BBTV is the most serious known disease of bananas. Infected plants produce shrunken, malformed leaves and distorted fruit—if they fruit at all. BBTV eventually kills all plants in an infected mat (root mass)there is no cure for the disease. Removing infected plants and preventing spread is the only control for BBTV—a necessary precaution if bananas are to continue being grown in Hawaii. BBTV threatens the banana industry, backyard farmers, and rare, culturally significant banana varieties, such as those grown and collected by Kepler and Rust. “We’ve seen a tremendous demise in the last 10 years,” says Kepler.
BBTV is spread between plants by banana aphids. The virus is passed from an infected plant to the aphid and transmitted when the aphid feeds on a healthy plant. People then spread BBTV great distances when they transport infected plants. Anyone who moves or harbors infected plants puts their neighbors’ plants at risk.
Banana bunchy top virus is widespread in Southeast Asia, the Philippines, Taiwan, the South Pacific, and in parts of India and Africa. It was first discovered in Hawaii in 1989. BBTV is widely established on O‘ahu and has been detected on Hawai‘i Island, Kaua‘i, Maui, and Moloka‘i. “We haven’t been able to collect bananas from other islands, or share ours due to BBTV,” says Kepler.
On Maui, backyards in Kīhei and Pukalani suffer the densest infestations of the disease. Banana farms in Kula and, most recently, central Maui have been wiped out. Not surprisingly, BBTV thrives in Lahaina as well; drier climates are better aphid habitat. Scattered infestations of BBTV have been found in Ha‘ikū and Huelo as infested material has been brought into the area. To date, Hāna, Ke‘anae, and Kipahulū are free of BBTV.

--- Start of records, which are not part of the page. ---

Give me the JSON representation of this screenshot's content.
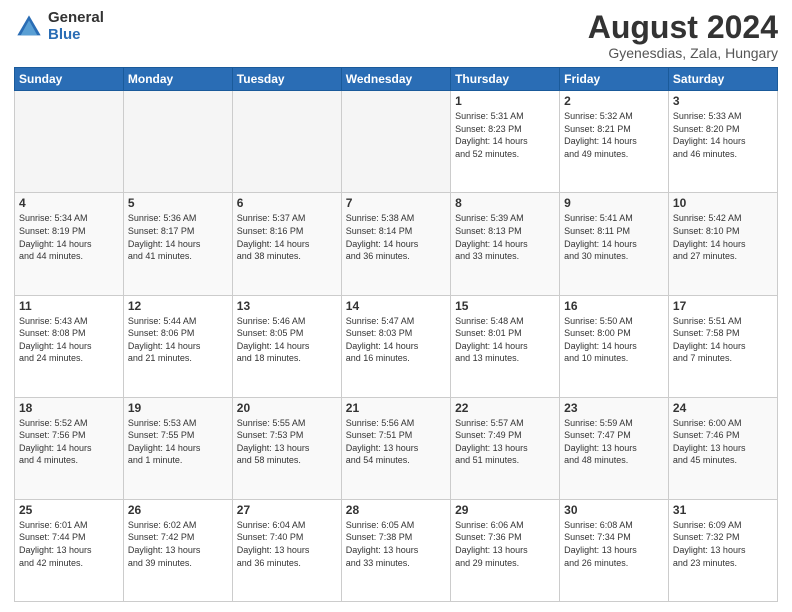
{
  "header": {
    "logo_general": "General",
    "logo_blue": "Blue",
    "month_title": "August 2024",
    "subtitle": "Gyenesdias, Zala, Hungary"
  },
  "days_of_week": [
    "Sunday",
    "Monday",
    "Tuesday",
    "Wednesday",
    "Thursday",
    "Friday",
    "Saturday"
  ],
  "weeks": [
    [
      {
        "day": "",
        "info": ""
      },
      {
        "day": "",
        "info": ""
      },
      {
        "day": "",
        "info": ""
      },
      {
        "day": "",
        "info": ""
      },
      {
        "day": "1",
        "info": "Sunrise: 5:31 AM\nSunset: 8:23 PM\nDaylight: 14 hours\nand 52 minutes."
      },
      {
        "day": "2",
        "info": "Sunrise: 5:32 AM\nSunset: 8:21 PM\nDaylight: 14 hours\nand 49 minutes."
      },
      {
        "day": "3",
        "info": "Sunrise: 5:33 AM\nSunset: 8:20 PM\nDaylight: 14 hours\nand 46 minutes."
      }
    ],
    [
      {
        "day": "4",
        "info": "Sunrise: 5:34 AM\nSunset: 8:19 PM\nDaylight: 14 hours\nand 44 minutes."
      },
      {
        "day": "5",
        "info": "Sunrise: 5:36 AM\nSunset: 8:17 PM\nDaylight: 14 hours\nand 41 minutes."
      },
      {
        "day": "6",
        "info": "Sunrise: 5:37 AM\nSunset: 8:16 PM\nDaylight: 14 hours\nand 38 minutes."
      },
      {
        "day": "7",
        "info": "Sunrise: 5:38 AM\nSunset: 8:14 PM\nDaylight: 14 hours\nand 36 minutes."
      },
      {
        "day": "8",
        "info": "Sunrise: 5:39 AM\nSunset: 8:13 PM\nDaylight: 14 hours\nand 33 minutes."
      },
      {
        "day": "9",
        "info": "Sunrise: 5:41 AM\nSunset: 8:11 PM\nDaylight: 14 hours\nand 30 minutes."
      },
      {
        "day": "10",
        "info": "Sunrise: 5:42 AM\nSunset: 8:10 PM\nDaylight: 14 hours\nand 27 minutes."
      }
    ],
    [
      {
        "day": "11",
        "info": "Sunrise: 5:43 AM\nSunset: 8:08 PM\nDaylight: 14 hours\nand 24 minutes."
      },
      {
        "day": "12",
        "info": "Sunrise: 5:44 AM\nSunset: 8:06 PM\nDaylight: 14 hours\nand 21 minutes."
      },
      {
        "day": "13",
        "info": "Sunrise: 5:46 AM\nSunset: 8:05 PM\nDaylight: 14 hours\nand 18 minutes."
      },
      {
        "day": "14",
        "info": "Sunrise: 5:47 AM\nSunset: 8:03 PM\nDaylight: 14 hours\nand 16 minutes."
      },
      {
        "day": "15",
        "info": "Sunrise: 5:48 AM\nSunset: 8:01 PM\nDaylight: 14 hours\nand 13 minutes."
      },
      {
        "day": "16",
        "info": "Sunrise: 5:50 AM\nSunset: 8:00 PM\nDaylight: 14 hours\nand 10 minutes."
      },
      {
        "day": "17",
        "info": "Sunrise: 5:51 AM\nSunset: 7:58 PM\nDaylight: 14 hours\nand 7 minutes."
      }
    ],
    [
      {
        "day": "18",
        "info": "Sunrise: 5:52 AM\nSunset: 7:56 PM\nDaylight: 14 hours\nand 4 minutes."
      },
      {
        "day": "19",
        "info": "Sunrise: 5:53 AM\nSunset: 7:55 PM\nDaylight: 14 hours\nand 1 minute."
      },
      {
        "day": "20",
        "info": "Sunrise: 5:55 AM\nSunset: 7:53 PM\nDaylight: 13 hours\nand 58 minutes."
      },
      {
        "day": "21",
        "info": "Sunrise: 5:56 AM\nSunset: 7:51 PM\nDaylight: 13 hours\nand 54 minutes."
      },
      {
        "day": "22",
        "info": "Sunrise: 5:57 AM\nSunset: 7:49 PM\nDaylight: 13 hours\nand 51 minutes."
      },
      {
        "day": "23",
        "info": "Sunrise: 5:59 AM\nSunset: 7:47 PM\nDaylight: 13 hours\nand 48 minutes."
      },
      {
        "day": "24",
        "info": "Sunrise: 6:00 AM\nSunset: 7:46 PM\nDaylight: 13 hours\nand 45 minutes."
      }
    ],
    [
      {
        "day": "25",
        "info": "Sunrise: 6:01 AM\nSunset: 7:44 PM\nDaylight: 13 hours\nand 42 minutes."
      },
      {
        "day": "26",
        "info": "Sunrise: 6:02 AM\nSunset: 7:42 PM\nDaylight: 13 hours\nand 39 minutes."
      },
      {
        "day": "27",
        "info": "Sunrise: 6:04 AM\nSunset: 7:40 PM\nDaylight: 13 hours\nand 36 minutes."
      },
      {
        "day": "28",
        "info": "Sunrise: 6:05 AM\nSunset: 7:38 PM\nDaylight: 13 hours\nand 33 minutes."
      },
      {
        "day": "29",
        "info": "Sunrise: 6:06 AM\nSunset: 7:36 PM\nDaylight: 13 hours\nand 29 minutes."
      },
      {
        "day": "30",
        "info": "Sunrise: 6:08 AM\nSunset: 7:34 PM\nDaylight: 13 hours\nand 26 minutes."
      },
      {
        "day": "31",
        "info": "Sunrise: 6:09 AM\nSunset: 7:32 PM\nDaylight: 13 hours\nand 23 minutes."
      }
    ]
  ]
}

Controlling and preventing the spread of BBTV is everybody’s business. If you have banana plants check them regularly for symptoms of the disease. Initial signs of infection are: 1) dark “Morse code” streaks along the leaf stem named for the irregular pattern of dashes and dots along the veins, 2) “J-hooks’ where the leaf veins along the blade of the leaf curve into the midrib. As the infection becomes established, new leaves emerge with difficulty, giving the plant the appearance of having the “bunchy top” that the disease is named for. New leaves are narrow and lance-shaped, often with yellowing around the leaf edges. Plants will stop producing fruit after infected and any keiki from the infected mat are severely stunted.
Controlling the spread of BBTV requires control of the vectors: aphids and movement of infected plants. Regularly spraying your plants with soapy water controls the banana aphid and can help prevent infection. The Maui Invasive Species Committee can help you identify infected plants and will control them for you. Infected plants should be killed on site and left standing until completely dead, typically within six months of treatment. Removing infected plants reduces spread of BBTV; aphids won’t feed on infested plants. Healthy bananas can be replanted in the same place after the mat has completely died.
If you suspect your banana plants are infected with BBTV and live in Maui County, call the Maui Invasive Species Committee at 573-6472. Due to the risk of BBTV, banana plants should not be moved between communities. “We all want to share bananas. People want to give each other plants, but don’t bring bananas from O‘ahu, Hawai‘i Island, or Kaua‘i,” cautions Kepler. “And whatever you do, don’t take bananas to the Hāna and Kipahulu area.”